Z: It is tricky because we do not have our own reliable knowledge base. So we rely on what we can get. Our approach is to rely on evidence from different sources. If there is a conflict between them, we can look at those cases in more detail. If we can confirm something from multiple sources, we have a high confidence level to conclude that some information is likely to be true. But if the evidences are conflicting, we look for additional sources and decide every case individually.

R: Do you think people are aware enough of hallucinations?

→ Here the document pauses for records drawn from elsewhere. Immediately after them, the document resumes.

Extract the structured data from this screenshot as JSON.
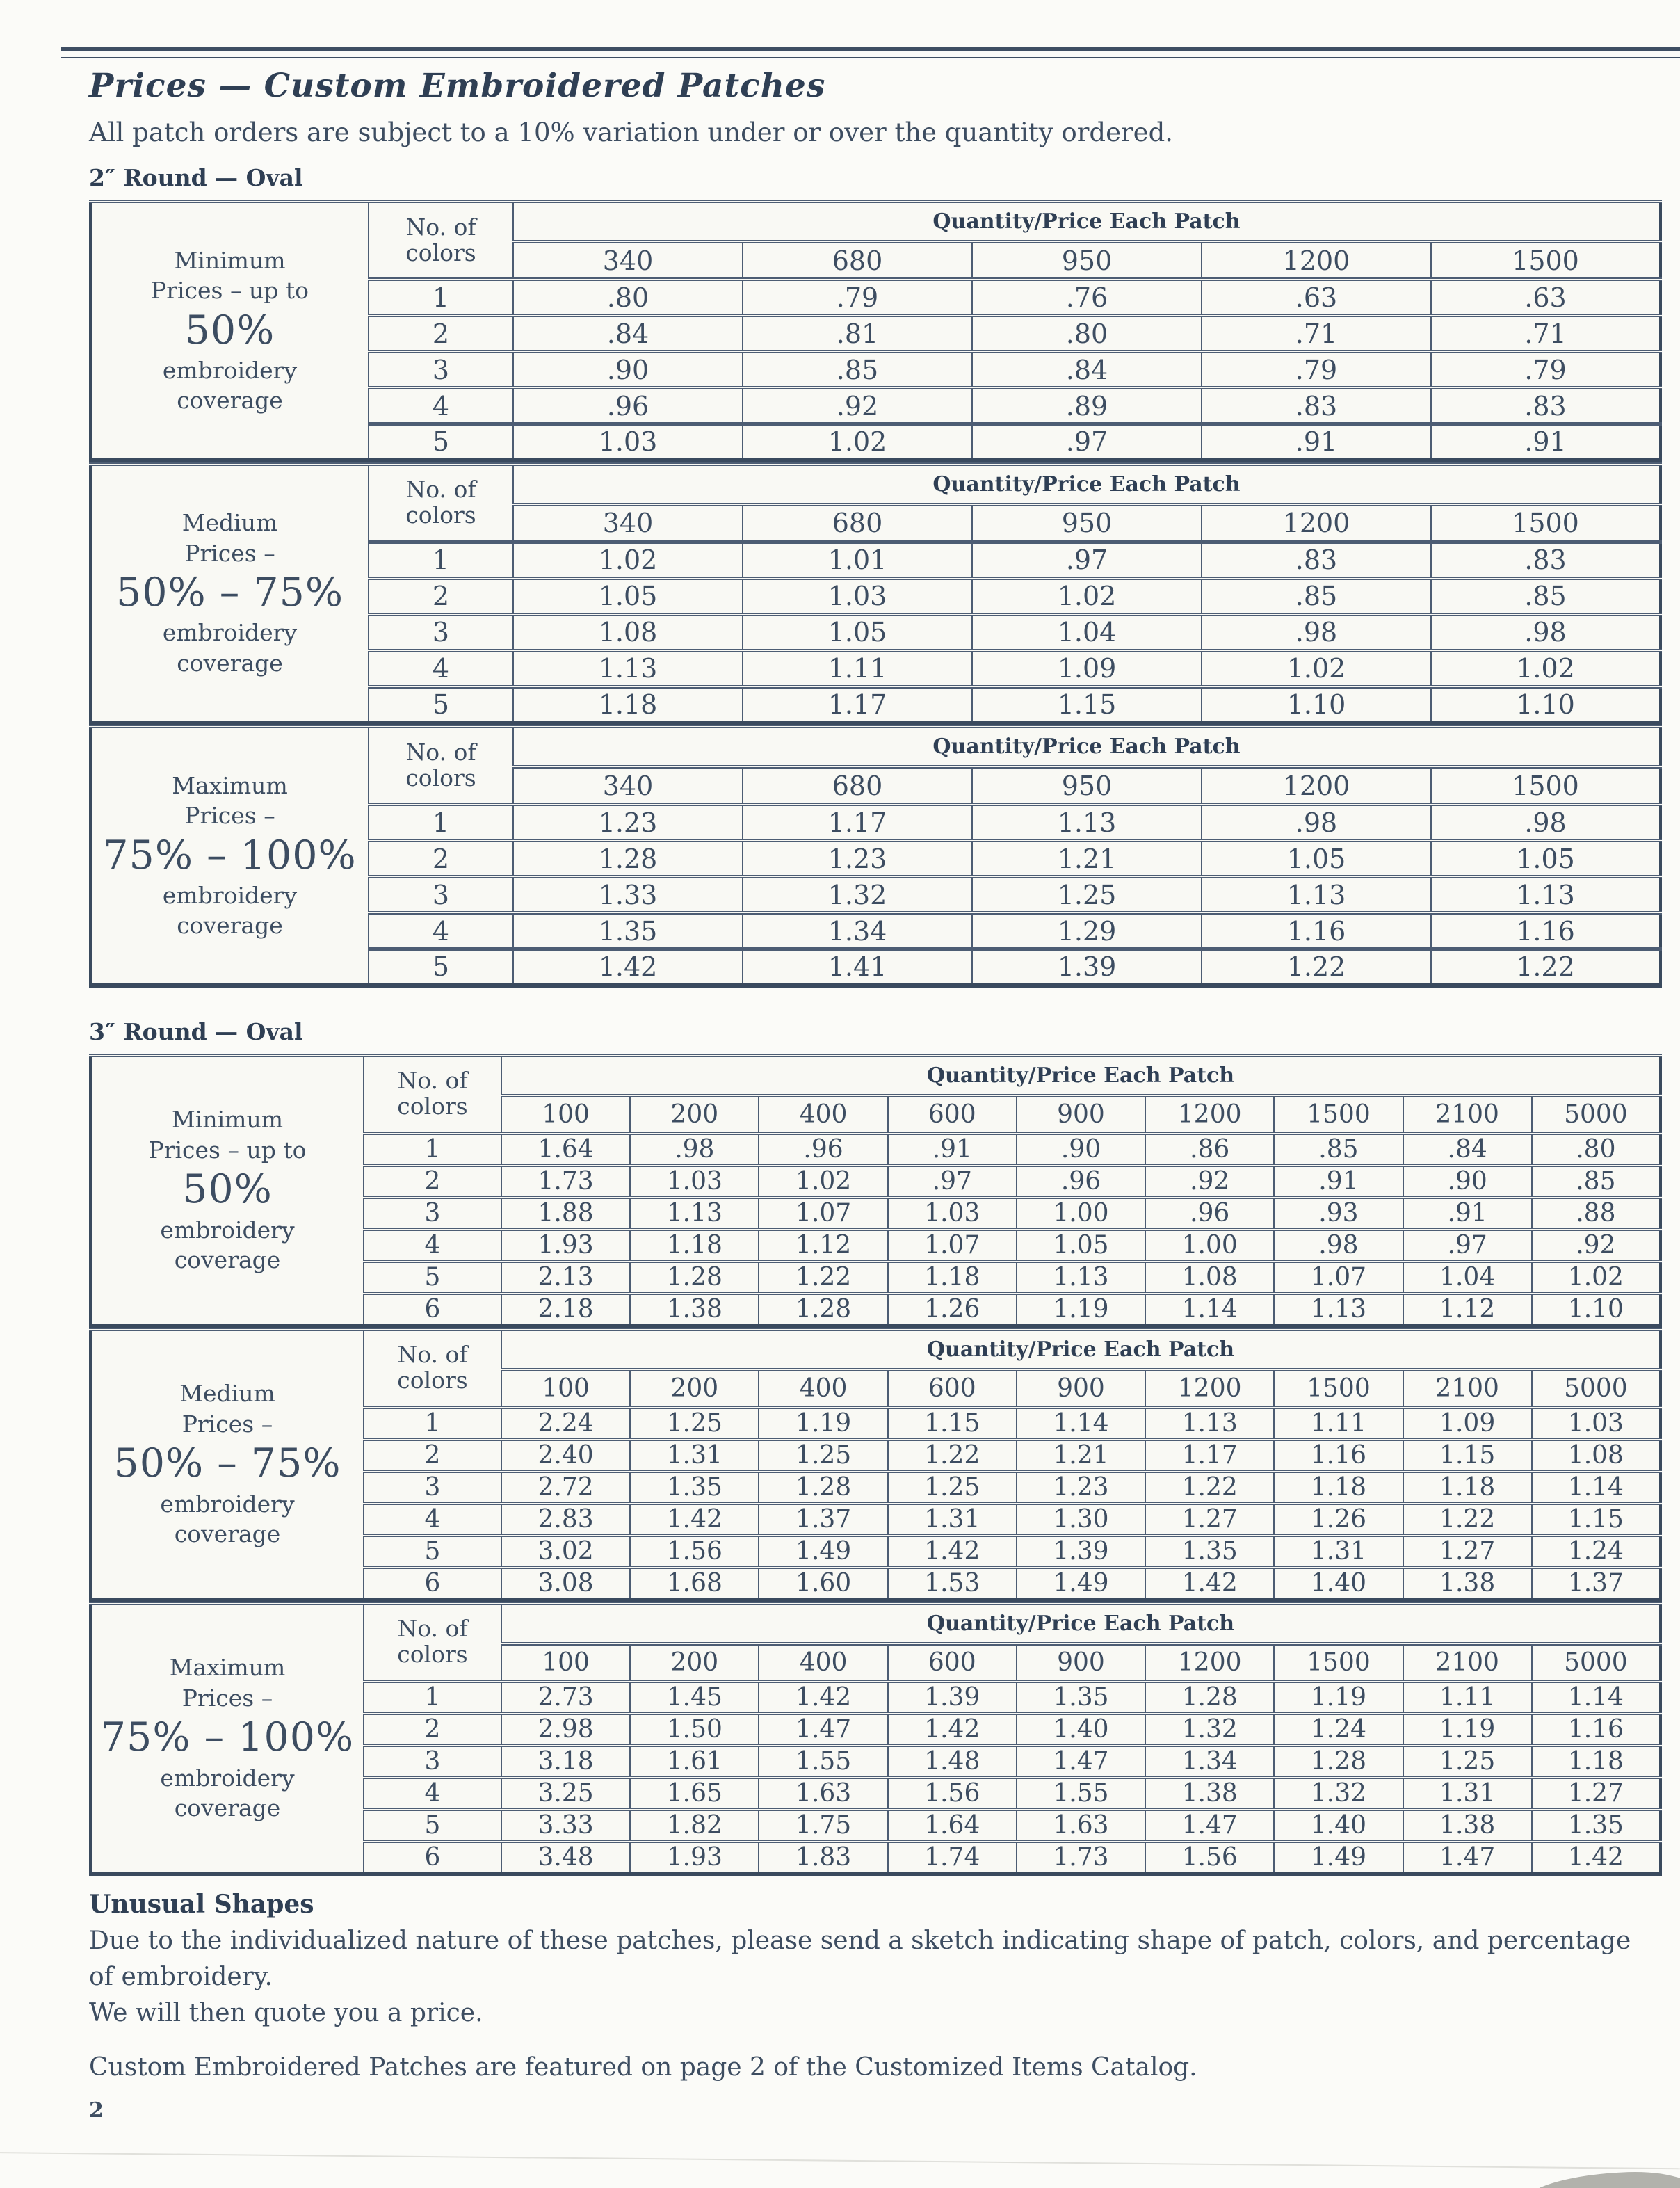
{
  "page": {
    "title": "Prices — Custom Embroidered Patches",
    "subtitle": "All patch orders are subject to a 10% variation under or over the quantity ordered.",
    "page_number": "2"
  },
  "notes": {
    "heading": "Unusual Shapes",
    "body_lines": [
      "Due to the individualized nature of these patches, please send a sketch indicating shape of patch, colors, and percentage of embroidery.",
      "We will then quote you a price."
    ],
    "catalog_note": "Custom Embroidered Patches are featured on page 2 of the Customized Items Catalog."
  },
  "sections": [
    {
      "id": "2-inch",
      "heading": "2″ Round — Oval",
      "tables": [
        {
          "id": "minimum",
          "label": {
            "top_lines": [
              "Minimum",
              "Prices – up to"
            ],
            "highlight": "50%",
            "bottom_lines": [
              "embroidery",
              "coverage"
            ]
          },
          "colors_header_lines": [
            "No. of",
            "colors"
          ],
          "qty_header": "Quantity/Price Each Patch",
          "quantities": [
            "340",
            "680",
            "950",
            "1200",
            "1500"
          ],
          "rows": [
            {
              "colors": "1",
              "prices": [
                ".80",
                ".79",
                ".76",
                ".63",
                ".63"
              ]
            },
            {
              "colors": "2",
              "prices": [
                ".84",
                ".81",
                ".80",
                ".71",
                ".71"
              ]
            },
            {
              "colors": "3",
              "prices": [
                ".90",
                ".85",
                ".84",
                ".79",
                ".79"
              ]
            },
            {
              "colors": "4",
              "prices": [
                ".96",
                ".92",
                ".89",
                ".83",
                ".83"
              ]
            },
            {
              "colors": "5",
              "prices": [
                "1.03",
                "1.02",
                ".97",
                ".91",
                ".91"
              ]
            }
          ]
        },
        {
          "id": "medium",
          "label": {
            "top_lines": [
              "Medium",
              "Prices –"
            ],
            "highlight": "50% – 75%",
            "bottom_lines": [
              "embroidery",
              "coverage"
            ]
          },
          "colors_header_lines": [
            "No. of",
            "colors"
          ],
          "qty_header": "Quantity/Price Each Patch",
          "quantities": [
            "340",
            "680",
            "950",
            "1200",
            "1500"
          ],
          "rows": [
            {
              "colors": "1",
              "prices": [
                "1.02",
                "1.01",
                ".97",
                ".83",
                ".83"
              ]
            },
            {
              "colors": "2",
              "prices": [
                "1.05",
                "1.03",
                "1.02",
                ".85",
                ".85"
              ]
            },
            {
              "colors": "3",
              "prices": [
                "1.08",
                "1.05",
                "1.04",
                ".98",
                ".98"
              ]
            },
            {
              "colors": "4",
              "prices": [
                "1.13",
                "1.11",
                "1.09",
                "1.02",
                "1.02"
              ]
            },
            {
              "colors": "5",
              "prices": [
                "1.18",
                "1.17",
                "1.15",
                "1.10",
                "1.10"
              ]
            }
          ]
        },
        {
          "id": "maximum",
          "label": {
            "top_lines": [
              "Maximum",
              "Prices –"
            ],
            "highlight": "75% – 100%",
            "bottom_lines": [
              "embroidery",
              "coverage"
            ]
          },
          "colors_header_lines": [
            "No. of",
            "colors"
          ],
          "qty_header": "Quantity/Price Each Patch",
          "quantities": [
            "340",
            "680",
            "950",
            "1200",
            "1500"
          ],
          "rows": [
            {
              "colors": "1",
              "prices": [
                "1.23",
                "1.17",
                "1.13",
                ".98",
                ".98"
              ]
            },
            {
              "colors": "2",
              "prices": [
                "1.28",
                "1.23",
                "1.21",
                "1.05",
                "1.05"
              ]
            },
            {
              "colors": "3",
              "prices": [
                "1.33",
                "1.32",
                "1.25",
                "1.13",
                "1.13"
              ]
            },
            {
              "colors": "4",
              "prices": [
                "1.35",
                "1.34",
                "1.29",
                "1.16",
                "1.16"
              ]
            },
            {
              "colors": "5",
              "prices": [
                "1.42",
                "1.41",
                "1.39",
                "1.22",
                "1.22"
              ]
            }
          ]
        }
      ]
    },
    {
      "id": "3-inch",
      "heading": "3″ Round — Oval",
      "tables": [
        {
          "id": "minimum",
          "label": {
            "top_lines": [
              "Minimum",
              "Prices – up to"
            ],
            "highlight": "50%",
            "bottom_lines": [
              "embroidery",
              "coverage"
            ]
          },
          "colors_header_lines": [
            "No. of",
            "colors"
          ],
          "qty_header": "Quantity/Price Each Patch",
          "quantities": [
            "100",
            "200",
            "400",
            "600",
            "900",
            "1200",
            "1500",
            "2100",
            "5000"
          ],
          "rows": [
            {
              "colors": "1",
              "prices": [
                "1.64",
                ".98",
                ".96",
                ".91",
                ".90",
                ".86",
                ".85",
                ".84",
                ".80"
              ]
            },
            {
              "colors": "2",
              "prices": [
                "1.73",
                "1.03",
                "1.02",
                ".97",
                ".96",
                ".92",
                ".91",
                ".90",
                ".85"
              ]
            },
            {
              "colors": "3",
              "prices": [
                "1.88",
                "1.13",
                "1.07",
                "1.03",
                "1.00",
                ".96",
                ".93",
                ".91",
                ".88"
              ]
            },
            {
              "colors": "4",
              "prices": [
                "1.93",
                "1.18",
                "1.12",
                "1.07",
                "1.05",
                "1.00",
                ".98",
                ".97",
                ".92"
              ]
            },
            {
              "colors": "5",
              "prices": [
                "2.13",
                "1.28",
                "1.22",
                "1.18",
                "1.13",
                "1.08",
                "1.07",
                "1.04",
                "1.02"
              ]
            },
            {
              "colors": "6",
              "prices": [
                "2.18",
                "1.38",
                "1.28",
                "1.26",
                "1.19",
                "1.14",
                "1.13",
                "1.12",
                "1.10"
              ]
            }
          ]
        },
        {
          "id": "medium",
          "label": {
            "top_lines": [
              "Medium",
              "Prices –"
            ],
            "highlight": "50% – 75%",
            "bottom_lines": [
              "embroidery",
              "coverage"
            ]
          },
          "colors_header_lines": [
            "No. of",
            "colors"
          ],
          "qty_header": "Quantity/Price Each Patch",
          "quantities": [
            "100",
            "200",
            "400",
            "600",
            "900",
            "1200",
            "1500",
            "2100",
            "5000"
          ],
          "rows": [
            {
              "colors": "1",
              "prices": [
                "2.24",
                "1.25",
                "1.19",
                "1.15",
                "1.14",
                "1.13",
                "1.11",
                "1.09",
                "1.03"
              ]
            },
            {
              "colors": "2",
              "prices": [
                "2.40",
                "1.31",
                "1.25",
                "1.22",
                "1.21",
                "1.17",
                "1.16",
                "1.15",
                "1.08"
              ]
            },
            {
              "colors": "3",
              "prices": [
                "2.72",
                "1.35",
                "1.28",
                "1.25",
                "1.23",
                "1.22",
                "1.18",
                "1.18",
                "1.14"
              ]
            },
            {
              "colors": "4",
              "prices": [
                "2.83",
                "1.42",
                "1.37",
                "1.31",
                "1.30",
                "1.27",
                "1.26",
                "1.22",
                "1.15"
              ]
            },
            {
              "colors": "5",
              "prices": [
                "3.02",
                "1.56",
                "1.49",
                "1.42",
                "1.39",
                "1.35",
                "1.31",
                "1.27",
                "1.24"
              ]
            },
            {
              "colors": "6",
              "prices": [
                "3.08",
                "1.68",
                "1.60",
                "1.53",
                "1.49",
                "1.42",
                "1.40",
                "1.38",
                "1.37"
              ]
            }
          ]
        },
        {
          "id": "maximum",
          "label": {
            "top_lines": [
              "Maximum",
              "Prices –"
            ],
            "highlight": "75% – 100%",
            "bottom_lines": [
              "embroidery",
              "coverage"
            ]
          },
          "colors_header_lines": [
            "No. of",
            "colors"
          ],
          "qty_header": "Quantity/Price Each Patch",
          "quantities": [
            "100",
            "200",
            "400",
            "600",
            "900",
            "1200",
            "1500",
            "2100",
            "5000"
          ],
          "rows": [
            {
              "colors": "1",
              "prices": [
                "2.73",
                "1.45",
                "1.42",
                "1.39",
                "1.35",
                "1.28",
                "1.19",
                "1.11",
                "1.14"
              ]
            },
            {
              "colors": "2",
              "prices": [
                "2.98",
                "1.50",
                "1.47",
                "1.42",
                "1.40",
                "1.32",
                "1.24",
                "1.19",
                "1.16"
              ]
            },
            {
              "colors": "3",
              "prices": [
                "3.18",
                "1.61",
                "1.55",
                "1.48",
                "1.47",
                "1.34",
                "1.28",
                "1.25",
                "1.18"
              ]
            },
            {
              "colors": "4",
              "prices": [
                "3.25",
                "1.65",
                "1.63",
                "1.56",
                "1.55",
                "1.38",
                "1.32",
                "1.31",
                "1.27"
              ]
            },
            {
              "colors": "5",
              "prices": [
                "3.33",
                "1.82",
                "1.75",
                "1.64",
                "1.63",
                "1.47",
                "1.40",
                "1.38",
                "1.35"
              ]
            },
            {
              "colors": "6",
              "prices": [
                "3.48",
                "1.93",
                "1.83",
                "1.74",
                "1.73",
                "1.56",
                "1.49",
                "1.47",
                "1.42"
              ]
            }
          ]
        }
      ]
    }
  ]
}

Z: I am not sure. People need to have prior knowledge in order to judge whether an LLM’s output is relevant and factual. Here is an example that came up during one of my teaching sessions about backpropagation: I asked ChatGPT to explain backpropagation and deep learning and it returned a paragraph that looked very good at the first glance. But there were some errors in the details which I only found because I knew about the topic – if I didn’t I would have never realised. That is something people should be aware of.

R: When a startup like NetMindAI gifts a researcher money to pursue their project, are there any ties attached? Do they get rights to use your findings, for example?

Z: In my case, the gift was a research donation – that means it is unrestricted. We are aiming to make our research output as accessible as possible to benefit the wider community. Of course, if NetMind AI is interested in our output, I would be very happy to collaborate with them in commercialising it.

R: How long do you plan this research project to take?

Z: So the donation is intended to finance the project for three years, starting coming June. However, Large Language Models evolve everyday. Currently, hallucinations are a really big issue, but we do not know when it will be solved and whether other issues will emerge. As a researcher, I believe this field has great potential to achieve great societal impact. Although this donation is meant to last for three years, I will definitely continue to research further in that domain after that.

R: Do you have any other ideas for future research?

Z: Currently, I am also working on a few other projects. One of them is on AI creativity. Up until recently, some people claimed that the feature that sets humans apart from AI and other machines is creativity. However, there have been really interesting findings that creative collaboration between human artists and AI can have amazing results. I investigate how such human and AI collaboration can be fostered.

Another project is more focussed on educational applications. Many students already use ChatGPT for their uni work. Understandably, there are lots of ethical concerns about this. I am looking at how we can build better LLMs for academic and professional settings.

I am also very interested in making LLMs equally good for other languages than English. Particularly for bilingual speakers who mix two languages in their everyday life.